De in 1921 gevormde Communistische Partij van België zou geen eigen bijdrage aan het marxisme leveren. Daarvoor was deze partij te klein en ook te zeer afhankelijk van hetgeen in Moskou aan boeken geproduceerd werd.

Na 1918 merken we dat de oude leiders van de BWP verkrampte pogingen ondernamen om hun geschonden prestige op te vijzelen. Vandervelde bij voorbeeld zou niet nalaten om zeer uitvoerig uit het oeuvre van Marx, Engels en Kautsky te citeren ten einde zich als een echte marxist te affirmeren. De concurrentie met de Russische communisten voelde hij als een uitdaging aan. Daarom stond hij er steeds op “marxist” genoemd te worden en hij dacht van het oeuvre van Marx een juiste interpretatie te bezitten. Vandervelde verdedigde de acties van zijn partij op grond van citaten van Marx en Engels.

Deze geplogenheid om zich vooral orthodox op te stellen begon reeds in 1918 met de publicatie door Vandervelde van Le socialisme contre l’état. Dit boek zou later beschouwd worden als het doctrinair meesterwerk.

Zich baserend op citaten van Marx en Engels keerde Vandervelde zich tegen het etatisme. De machtsovername van de arbeidersklasse zou het resultaat zijn van een langdurig proces. Het socialisme zou het werk zijn van de autonoom georganiseerde arbeidersklasse.

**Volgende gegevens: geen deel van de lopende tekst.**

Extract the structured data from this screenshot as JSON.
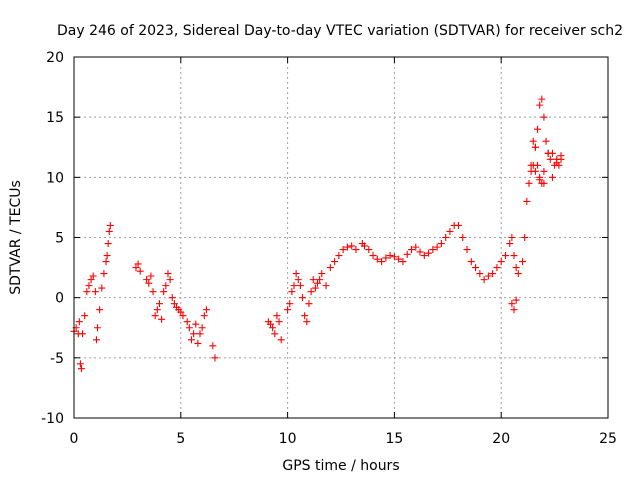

Vandervelde: “Or, avec un prolétariat puissamment organisé on peut admettre qu’il s’agirait bien moins d’utiliser à d’autres fins l’Etat bourgeois, que de substituer à lui l’Etat nouveau qui est, dès à présent, en formation dans les vastes fédérations syndicales, coopératives et politiques de la classe ouvrière.”[57].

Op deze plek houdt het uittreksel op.